About three months into it, my shrink suggested that I spend some time thinking about the question of “what the child within wants.” I figured I knew the answer already. We want love, right? We want to be held, we want affection. The answers seemed trite and unhelpful.

The next week, I was back in the chair and started, as usual, trying to take control of things. But something happened, and I veered off-course. I heard myself saying, without any plan, “You know you said to think about what the child within wants? I think it wants a dog.”

I had been thinking a lot about a coworker’s dog, a big affectionate chocolate lab. Another coworker brought in a puppy that belonged to a friend. The happiest parts of my days were when I could hang out with those dogs.

My shrink didn’t tell me to go out and get a dog. He listened to my exhaustive list of reasons why it probably wouldn’t work to get a dog. He did make a suggestion: go to the pound and look at the dogs there. Don’t go to get a dog, go to observe your feelings. Just see how it feels.
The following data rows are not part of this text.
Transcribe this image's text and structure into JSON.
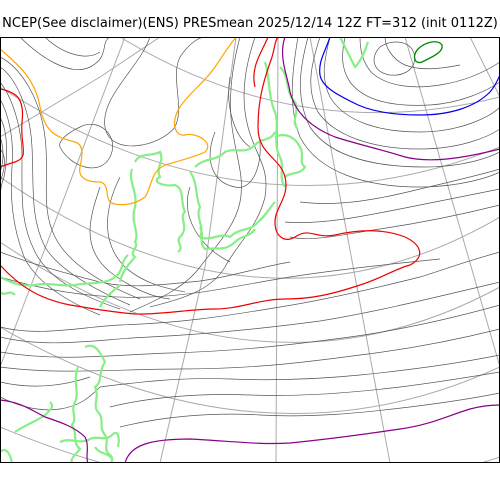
{
  "header": {
    "title": "NCEP(See disclaimer)(ENS) PRESmean 2025/12/14 12Z FT=312 (init 0112Z)"
  },
  "map": {
    "colors": {
      "grid": "#aaaaaa",
      "isobar": "#555555",
      "coast": "#88ee88",
      "orange": "#ffa500",
      "red": "#ee0000",
      "purple": "#880088",
      "blue": "#0000ee",
      "green": "#008800",
      "frame": "#000000"
    }
  }
}
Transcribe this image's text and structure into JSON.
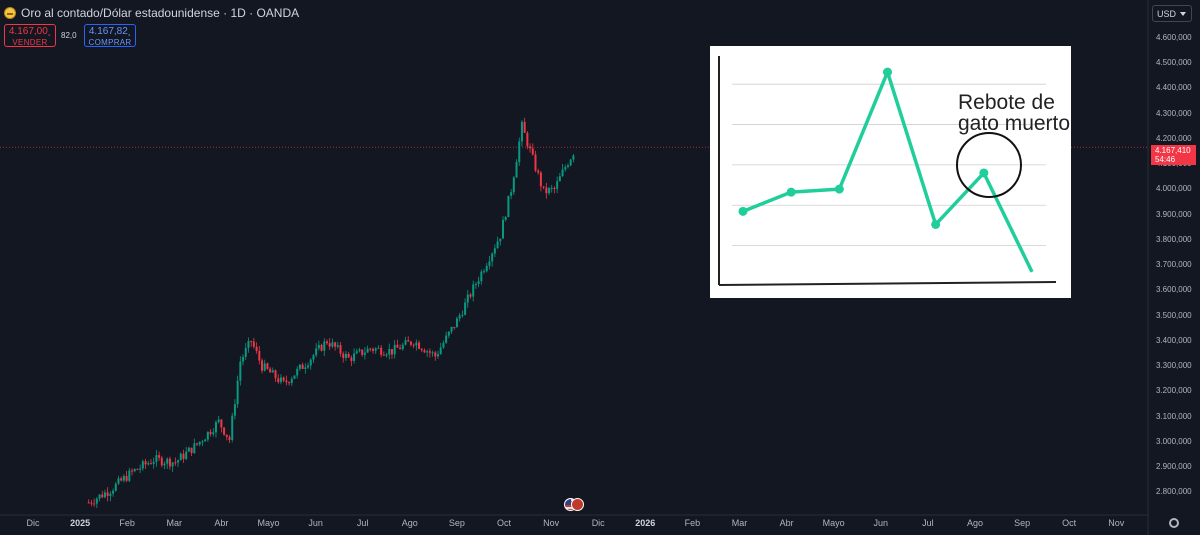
{
  "header": {
    "title": "Oro al contado/Dólar estadounidense · 1D · OANDA",
    "sell_price": "4.167,00¸",
    "sell_label": "VENDER",
    "spread": "82,0",
    "buy_price": "4.167,82¸",
    "buy_label": "COMPRAR",
    "currency": "USD"
  },
  "colors": {
    "background": "#131722",
    "bullish": "#089981",
    "bearish": "#f23645",
    "inset_line": "#1fce9a"
  },
  "price_label": {
    "price": "4.167,410",
    "countdown": "54:46"
  },
  "icons": {
    "symbol": "gold-coin-icon",
    "events": "flag-events-icon",
    "settings": "gear-icon"
  },
  "chart_data": [
    {
      "type": "candlestick",
      "title": "Oro al contado/Dólar estadounidense · 1D · OANDA",
      "x_tick_labels": [
        "Dic",
        "2025",
        "Feb",
        "Mar",
        "Abr",
        "Mayo",
        "Jun",
        "Jul",
        "Ago",
        "Sep",
        "Oct",
        "Nov",
        "Dic",
        "2026",
        "Feb",
        "Mar",
        "Abr",
        "Mayo",
        "Jun",
        "Jul",
        "Ago",
        "Sep",
        "Oct",
        "Nov"
      ],
      "y_tick_labels": [
        "4.600,000",
        "4.500,000",
        "4.400,000",
        "4.300,000",
        "4.200,000",
        "4.100,000",
        "4.000,000",
        "3.900,000",
        "3.800,000",
        "3.700,000",
        "3.600,000",
        "3.500,000",
        "3.400,000",
        "3.300,000",
        "3.200,000",
        "3.100,000",
        "3.000,000",
        "2.900,000",
        "2.800,000"
      ],
      "ylim": [
        2750,
        4600
      ],
      "current_price": 4167.41,
      "series": [
        {
          "dates": [
            "2025-01-06",
            "2025-01-20",
            "2025-02-03",
            "2025-02-17",
            "2025-03-03",
            "2025-03-17",
            "2025-03-31",
            "2025-04-07",
            "2025-04-14",
            "2025-04-21",
            "2025-04-28",
            "2025-05-12",
            "2025-05-26",
            "2025-06-09",
            "2025-06-23",
            "2025-07-07",
            "2025-07-21",
            "2025-08-04",
            "2025-08-18",
            "2025-09-01",
            "2025-09-15",
            "2025-09-29",
            "2025-10-06",
            "2025-10-13",
            "2025-10-20",
            "2025-10-27",
            "2025-11-03",
            "2025-11-10",
            "2025-11-17"
          ],
          "values": [
            2760,
            2810,
            2880,
            2930,
            2920,
            2990,
            3080,
            3010,
            3320,
            3400,
            3300,
            3230,
            3310,
            3400,
            3330,
            3370,
            3360,
            3400,
            3340,
            3480,
            3650,
            3820,
            4000,
            4250,
            4120,
            3990,
            4000,
            4090,
            4167
          ]
        }
      ]
    },
    {
      "type": "line",
      "annotation": "Rebote de gato muerto",
      "x": [
        1,
        2,
        3,
        4,
        5,
        6,
        7
      ],
      "values": [
        3.7,
        4.65,
        4.8,
        10.6,
        3.05,
        5.6,
        0.7
      ],
      "ylim": [
        0,
        11
      ]
    }
  ]
}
And so I did. I went to the then-new shelter on Route 12 and looked around. I didn’t pursue adopting any or filling out any forms, I just tried to see how it felt. I still have a journal entry from it. I wrote that when I left, my heart was beating fast and I was feeling guilty for not telling my husband that I planned to go look or that I was interested in this at all.

I spent some more time with the idea, and eventually did get up the nerve to begin talking about it. Things feel into place; the landlord and the husband both approved. I started building a fence.

On a Saturday morning, April 8, 2006, we headed for Ukiah to see a dog named Sebastien. I remember being terribly hungover. When we arrived, we found that Sebastien had just been adopted, so we looked at Bart. Bart wanted nothing to do with us, so the staff asked me some questions, and came back with “Roxy“, a very scared Shar-pei/Black Lab mix.

laika_shelter

The rest, as they say, is history. And tomorrow, I will have to give my beautiful, confident Laika Lou a few extra treats to celebrate our four years together so far.

Napping. Or Pretending to.

I hope she is happy here; the past year has been tough, and I’ve asked a lot of her.

Sometimes I’m so busy doing all the responsible adult things I must do, that I forget that she might like a little attention.

I forget to play. I forget to stop and stretch. I forget that everyone needs to run hard once in a while and then have a little nap in the sun.

And when I forget, she’s there to remind me. A delight to both the child and the adult within.